Ingress Policing with Linux and tc

linux penguinI am simply amazed at the things GNU/Linux can now do, especially with regard to IP networking. I use pf under OpenBSD, a Unix-like operating system that is not Linux, to keep untrusted wireless access traffic from my trusted wired network at home. Lately, I have been working with Linux operating systems in a corporate environment and needed packet policing. It feels good to be able to get similar features to a Cisco device without the need to make a 4500USD purchase.

An ingress policy can decrease the amount of incoming traffic, but it depends on well-behaved TCP/IP stacks and a transport protocol that supports throttling on the sending hosts. The following commands install an ingress queue to eth0 and applies a filter that applies a policy rate of 512kbit.


tc qdisc add dev eth0 handle ffff: ingress
tc filter add dev eth0 parent ffff: protocol ip prio 50 \
   u32 match ip src 0.0.0.0/0 police rate 256kbit \
   burst 10k drop flowid :1

tc qdisc add dev eth0 root tbf \
   rate 256kbit latency 25ms burst 10k

16 Responses to “Ingress Policing with Linux and tc”

  1. Manjunath Says:

    Almost 10 year back blog, but trying now. I tried in my router but it is not working for me. Can anyone suggest why it is not working

  2. congelli501 Says:

    Thanks for this example, it is simple and effective.

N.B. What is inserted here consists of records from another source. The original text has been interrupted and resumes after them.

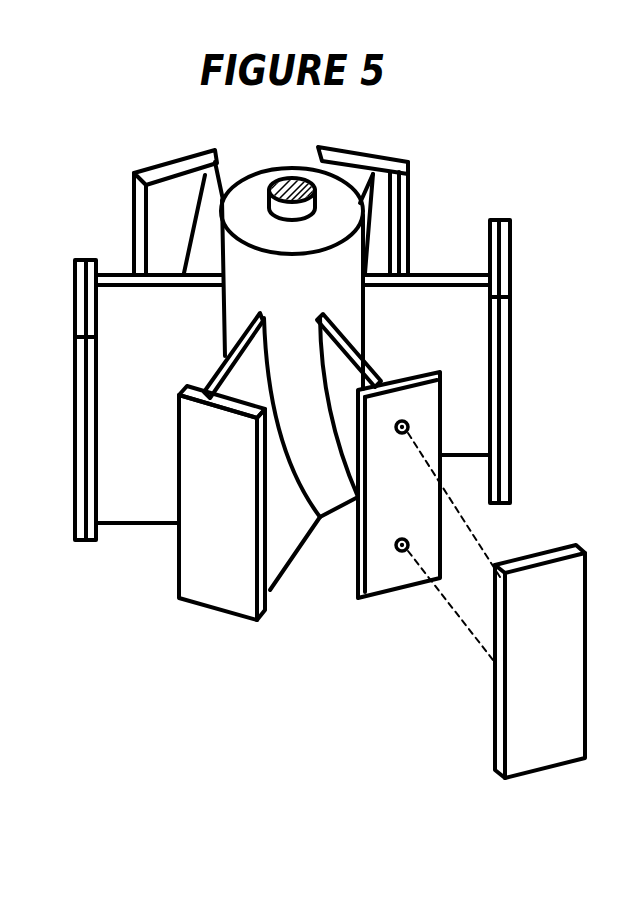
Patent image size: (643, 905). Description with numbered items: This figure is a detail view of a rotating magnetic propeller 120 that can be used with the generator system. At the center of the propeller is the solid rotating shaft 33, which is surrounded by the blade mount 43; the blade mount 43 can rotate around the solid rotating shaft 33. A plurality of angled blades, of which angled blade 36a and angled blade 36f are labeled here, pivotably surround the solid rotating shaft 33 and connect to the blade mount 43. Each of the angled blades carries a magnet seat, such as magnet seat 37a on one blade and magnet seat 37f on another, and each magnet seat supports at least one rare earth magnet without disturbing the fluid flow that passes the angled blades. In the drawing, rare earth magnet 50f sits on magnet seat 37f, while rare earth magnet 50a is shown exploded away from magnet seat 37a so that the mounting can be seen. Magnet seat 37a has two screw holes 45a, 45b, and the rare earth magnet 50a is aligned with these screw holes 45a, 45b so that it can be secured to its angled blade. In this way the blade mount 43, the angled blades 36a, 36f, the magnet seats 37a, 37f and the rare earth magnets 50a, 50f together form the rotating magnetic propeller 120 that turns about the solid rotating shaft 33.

The rotating magnetic propeller 120 is at (462, 131).
The blade mount 43 is at (258, 187).
The solid rotating shaft 33 is at (288, 190).
The angled blade 36a is at (330, 353).
The angled blade 36f is at (287, 536).
The magnet seat 37f is at (203, 391).
The rare earth magnet 50f is at (215, 596).
The magnet seat 37a is at (405, 578).
The screw hole 45a is at (408, 425).
The screw hole 45b is at (408, 543).
The rare earth magnet 50a is at (550, 752).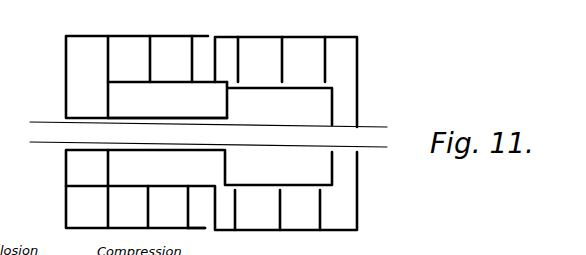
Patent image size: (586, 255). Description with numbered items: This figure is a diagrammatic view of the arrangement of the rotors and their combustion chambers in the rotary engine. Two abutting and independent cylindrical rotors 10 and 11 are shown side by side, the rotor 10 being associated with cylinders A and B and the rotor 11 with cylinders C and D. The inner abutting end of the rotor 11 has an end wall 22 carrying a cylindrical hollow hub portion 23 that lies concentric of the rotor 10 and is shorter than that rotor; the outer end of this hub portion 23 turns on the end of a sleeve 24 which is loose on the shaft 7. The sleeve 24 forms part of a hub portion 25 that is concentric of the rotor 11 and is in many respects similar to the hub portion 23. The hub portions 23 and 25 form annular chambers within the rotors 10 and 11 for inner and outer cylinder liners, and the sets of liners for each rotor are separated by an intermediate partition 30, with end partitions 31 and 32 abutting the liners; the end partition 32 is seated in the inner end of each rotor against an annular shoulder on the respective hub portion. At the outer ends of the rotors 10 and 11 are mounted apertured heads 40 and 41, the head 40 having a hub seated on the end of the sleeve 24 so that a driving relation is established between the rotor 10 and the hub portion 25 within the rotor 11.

    Do you know if it is possible to add classes for ingress QoS ?
    I want to add an IPv4 and an IPv6 block to a single ingress filter, which doesn’t seem possible without a class.

  3. z Says:

    Thanks. works for me too

  4. Francois Says:

    I know this blog is old but it helped me out so I just wanted to add a little to it.

    I found that setting the bust to 10% of the rate works for me. So for example to have it limit incoming traffic to 4mbit, I set the bust to 0.4mbit:

    tc filter add dev bond0 parent ffff: protocol ip prio 50 \
    u32 match ip src 0.0.0.0/0 police rate 4mbit \
    burst .4m drop flowid :1

    Thanks for posting this!

  5. Kohai Says:

    After hours of working with this thing, it turned out that I needed to increase the burst in order to get it to behave correctly. If you find that you raise the rate but the throughput kB/s doesn’t go up, then increase the burst. I have mine at 50 and my kbit at 2000.

    I did not use the tbf line which one doc I found said it was the preferred method for doing this due to it being network friendly. The tbf line may apply to outbound traffic and the ingress to inbound traffic.